I have saved some objects with shelve. In an other file I was able to restore these objects. But when I copy the archive to an other computer shelve gives me a _gdbm.error: File read error
. The packages which hold the classes of the stored objects are directly accessible on both computers (but they are stored in different locations and added with PYTHONPATH). Both machines run on Ubuntu 13.10, one is 32bit and the other 64bit.
Shouldn't these archives be machine independent?
On the 64bit machine I get
>>> import shelve
>>> shelve.open('arch.db')
Traceback (most recent call last):
File "<stdin>", line 1, in <module>
File "/usr/lib/python3.3/shelve.py", line 232, in open
return DbfilenameShelf(filename, flag, protocol, writeback)
File "/usr/lib/python3.3/shelve.py", line 216, in __init__
Shelf.__init__(self, dbm.open(filename, flag), protocol, writeback)
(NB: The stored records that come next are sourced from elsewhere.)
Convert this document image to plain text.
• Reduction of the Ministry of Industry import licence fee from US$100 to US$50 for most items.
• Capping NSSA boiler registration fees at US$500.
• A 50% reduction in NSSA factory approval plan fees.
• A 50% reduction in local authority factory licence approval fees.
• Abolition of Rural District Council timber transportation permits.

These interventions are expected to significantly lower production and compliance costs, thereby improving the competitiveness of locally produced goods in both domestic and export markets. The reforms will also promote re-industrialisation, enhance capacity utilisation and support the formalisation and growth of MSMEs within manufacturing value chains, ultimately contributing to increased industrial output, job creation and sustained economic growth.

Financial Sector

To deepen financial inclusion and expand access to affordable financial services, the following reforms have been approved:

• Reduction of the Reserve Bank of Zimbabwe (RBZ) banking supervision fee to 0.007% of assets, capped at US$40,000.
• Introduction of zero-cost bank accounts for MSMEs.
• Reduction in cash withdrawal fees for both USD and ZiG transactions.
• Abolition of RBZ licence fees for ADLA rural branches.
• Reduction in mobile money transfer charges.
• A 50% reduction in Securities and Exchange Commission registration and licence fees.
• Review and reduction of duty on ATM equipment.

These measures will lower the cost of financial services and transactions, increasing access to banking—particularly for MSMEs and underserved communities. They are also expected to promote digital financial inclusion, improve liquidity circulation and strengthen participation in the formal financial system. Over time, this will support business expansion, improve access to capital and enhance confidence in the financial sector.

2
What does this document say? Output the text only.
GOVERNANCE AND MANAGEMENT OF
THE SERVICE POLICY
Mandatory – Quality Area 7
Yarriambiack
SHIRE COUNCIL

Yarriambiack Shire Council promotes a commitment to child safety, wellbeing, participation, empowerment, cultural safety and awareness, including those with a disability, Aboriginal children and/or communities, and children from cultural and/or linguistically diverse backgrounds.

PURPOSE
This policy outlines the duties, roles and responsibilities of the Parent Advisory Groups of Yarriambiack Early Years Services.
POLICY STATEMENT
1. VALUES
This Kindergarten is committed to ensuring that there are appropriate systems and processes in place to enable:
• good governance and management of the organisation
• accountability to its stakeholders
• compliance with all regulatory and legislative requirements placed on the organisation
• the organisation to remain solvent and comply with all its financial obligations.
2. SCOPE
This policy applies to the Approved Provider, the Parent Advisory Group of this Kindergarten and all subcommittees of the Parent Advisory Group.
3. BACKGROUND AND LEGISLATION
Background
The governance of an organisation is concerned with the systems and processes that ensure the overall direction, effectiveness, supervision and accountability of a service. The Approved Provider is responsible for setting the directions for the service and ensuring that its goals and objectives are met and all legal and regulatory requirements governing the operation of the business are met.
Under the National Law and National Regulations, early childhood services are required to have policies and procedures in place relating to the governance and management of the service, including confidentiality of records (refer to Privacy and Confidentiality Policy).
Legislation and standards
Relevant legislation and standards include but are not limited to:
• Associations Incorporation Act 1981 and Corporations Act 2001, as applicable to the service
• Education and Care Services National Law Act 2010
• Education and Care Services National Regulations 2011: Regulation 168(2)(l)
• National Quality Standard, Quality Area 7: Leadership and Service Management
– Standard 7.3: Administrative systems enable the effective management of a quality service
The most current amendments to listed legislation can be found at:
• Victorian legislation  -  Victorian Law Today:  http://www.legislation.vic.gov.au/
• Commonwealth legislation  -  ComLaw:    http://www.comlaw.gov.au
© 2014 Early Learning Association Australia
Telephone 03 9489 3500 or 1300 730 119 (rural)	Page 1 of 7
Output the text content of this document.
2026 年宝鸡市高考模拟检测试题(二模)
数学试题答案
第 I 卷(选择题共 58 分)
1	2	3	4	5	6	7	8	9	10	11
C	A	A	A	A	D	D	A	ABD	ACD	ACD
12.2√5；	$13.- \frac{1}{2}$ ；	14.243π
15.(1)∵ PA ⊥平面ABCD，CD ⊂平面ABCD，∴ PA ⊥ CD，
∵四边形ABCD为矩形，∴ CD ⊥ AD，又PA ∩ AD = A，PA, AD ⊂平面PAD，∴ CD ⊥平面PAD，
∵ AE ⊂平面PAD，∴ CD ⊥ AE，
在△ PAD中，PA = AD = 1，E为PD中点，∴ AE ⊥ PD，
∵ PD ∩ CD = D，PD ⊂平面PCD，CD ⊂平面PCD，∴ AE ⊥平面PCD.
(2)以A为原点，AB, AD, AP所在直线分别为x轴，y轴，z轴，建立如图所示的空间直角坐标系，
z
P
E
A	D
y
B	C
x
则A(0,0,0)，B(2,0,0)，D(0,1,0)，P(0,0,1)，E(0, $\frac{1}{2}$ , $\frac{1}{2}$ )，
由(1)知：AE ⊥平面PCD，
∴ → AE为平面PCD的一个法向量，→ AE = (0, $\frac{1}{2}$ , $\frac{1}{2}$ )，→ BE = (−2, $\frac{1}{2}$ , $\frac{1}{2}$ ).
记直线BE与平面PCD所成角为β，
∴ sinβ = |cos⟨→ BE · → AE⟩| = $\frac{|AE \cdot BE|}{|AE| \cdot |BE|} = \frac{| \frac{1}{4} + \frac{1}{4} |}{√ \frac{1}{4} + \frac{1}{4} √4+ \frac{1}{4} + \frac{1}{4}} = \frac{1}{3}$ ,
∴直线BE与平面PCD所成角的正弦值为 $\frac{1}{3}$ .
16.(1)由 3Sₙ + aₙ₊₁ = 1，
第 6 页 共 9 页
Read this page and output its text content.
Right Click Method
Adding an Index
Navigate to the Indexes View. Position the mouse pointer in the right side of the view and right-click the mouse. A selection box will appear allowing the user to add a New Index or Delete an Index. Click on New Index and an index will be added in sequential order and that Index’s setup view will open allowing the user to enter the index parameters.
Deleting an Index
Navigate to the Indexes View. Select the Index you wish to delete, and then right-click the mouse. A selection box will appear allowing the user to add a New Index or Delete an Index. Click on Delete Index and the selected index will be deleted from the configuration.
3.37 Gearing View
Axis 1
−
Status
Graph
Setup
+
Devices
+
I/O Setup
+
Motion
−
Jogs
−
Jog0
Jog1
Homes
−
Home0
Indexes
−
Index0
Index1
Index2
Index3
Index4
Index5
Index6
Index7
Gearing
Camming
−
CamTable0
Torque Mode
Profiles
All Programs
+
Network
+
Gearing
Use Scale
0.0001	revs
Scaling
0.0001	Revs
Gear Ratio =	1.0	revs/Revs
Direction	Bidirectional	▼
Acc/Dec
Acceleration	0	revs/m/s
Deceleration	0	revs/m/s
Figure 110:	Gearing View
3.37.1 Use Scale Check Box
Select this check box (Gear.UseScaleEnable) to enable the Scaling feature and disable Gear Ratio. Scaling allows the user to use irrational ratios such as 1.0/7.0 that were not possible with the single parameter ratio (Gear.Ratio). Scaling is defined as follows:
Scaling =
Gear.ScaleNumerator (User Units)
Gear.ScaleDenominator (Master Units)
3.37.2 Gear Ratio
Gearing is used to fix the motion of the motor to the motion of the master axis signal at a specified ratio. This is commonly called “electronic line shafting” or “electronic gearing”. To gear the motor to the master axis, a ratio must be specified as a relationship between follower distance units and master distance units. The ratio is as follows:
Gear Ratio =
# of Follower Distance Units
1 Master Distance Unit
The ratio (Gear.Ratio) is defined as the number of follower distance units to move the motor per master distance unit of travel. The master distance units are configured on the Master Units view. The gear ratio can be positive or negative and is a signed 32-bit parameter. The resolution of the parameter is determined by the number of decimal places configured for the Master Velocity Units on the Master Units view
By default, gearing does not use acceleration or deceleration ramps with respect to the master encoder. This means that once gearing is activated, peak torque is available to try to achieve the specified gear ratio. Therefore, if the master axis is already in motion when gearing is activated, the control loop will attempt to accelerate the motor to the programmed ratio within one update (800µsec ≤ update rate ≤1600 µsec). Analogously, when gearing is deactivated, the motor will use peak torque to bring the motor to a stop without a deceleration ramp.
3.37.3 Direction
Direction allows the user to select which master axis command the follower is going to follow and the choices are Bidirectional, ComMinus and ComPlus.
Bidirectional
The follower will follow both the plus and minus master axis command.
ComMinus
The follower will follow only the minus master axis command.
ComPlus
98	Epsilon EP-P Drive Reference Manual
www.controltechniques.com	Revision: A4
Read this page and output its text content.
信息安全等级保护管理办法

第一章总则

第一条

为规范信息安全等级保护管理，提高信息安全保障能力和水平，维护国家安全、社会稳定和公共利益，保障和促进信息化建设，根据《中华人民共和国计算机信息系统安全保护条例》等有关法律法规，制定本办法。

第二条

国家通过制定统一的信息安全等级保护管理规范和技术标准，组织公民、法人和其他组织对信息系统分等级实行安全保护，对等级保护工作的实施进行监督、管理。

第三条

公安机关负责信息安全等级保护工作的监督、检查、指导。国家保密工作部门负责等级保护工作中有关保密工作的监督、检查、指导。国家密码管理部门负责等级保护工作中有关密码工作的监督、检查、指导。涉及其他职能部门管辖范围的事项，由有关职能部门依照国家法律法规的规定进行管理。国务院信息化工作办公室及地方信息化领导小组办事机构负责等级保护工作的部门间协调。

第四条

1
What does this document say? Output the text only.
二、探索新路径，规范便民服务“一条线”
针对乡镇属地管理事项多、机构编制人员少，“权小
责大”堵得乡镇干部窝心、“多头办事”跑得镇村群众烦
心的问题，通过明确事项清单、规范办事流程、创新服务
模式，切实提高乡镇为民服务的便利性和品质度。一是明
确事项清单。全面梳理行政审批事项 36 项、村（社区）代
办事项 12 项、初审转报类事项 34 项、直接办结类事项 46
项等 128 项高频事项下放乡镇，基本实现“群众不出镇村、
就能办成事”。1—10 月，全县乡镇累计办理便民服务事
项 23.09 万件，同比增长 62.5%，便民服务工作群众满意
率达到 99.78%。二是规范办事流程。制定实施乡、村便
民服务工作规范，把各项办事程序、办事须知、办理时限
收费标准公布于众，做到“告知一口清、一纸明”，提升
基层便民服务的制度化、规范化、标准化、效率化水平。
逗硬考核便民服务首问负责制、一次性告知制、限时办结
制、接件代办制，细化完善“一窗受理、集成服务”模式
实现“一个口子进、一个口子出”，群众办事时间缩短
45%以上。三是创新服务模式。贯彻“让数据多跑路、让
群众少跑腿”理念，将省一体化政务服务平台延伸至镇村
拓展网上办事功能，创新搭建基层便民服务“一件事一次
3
File "/usr/lib/python3.3/dbm/__init__.py", line 94, in open
return mod.open(file, flag, mode)
_gdbm.error: File read error
and on the 32bit machine it works.
When I create an archive on the 64bit machine, it is openable on the 32bit machine, but the interactive python prompt crashes:
>>> import shelve
>>> s = shelve.open('arch.db')
>>> for i in s.items(): print(i)
...
gdbm fatal: lseek error
I don't even get a traceback.
It is really annoying, I intended to work on both computers, but at the moment I am bound to my slow 32bit eeepc, because I've already saved a lot into the archive.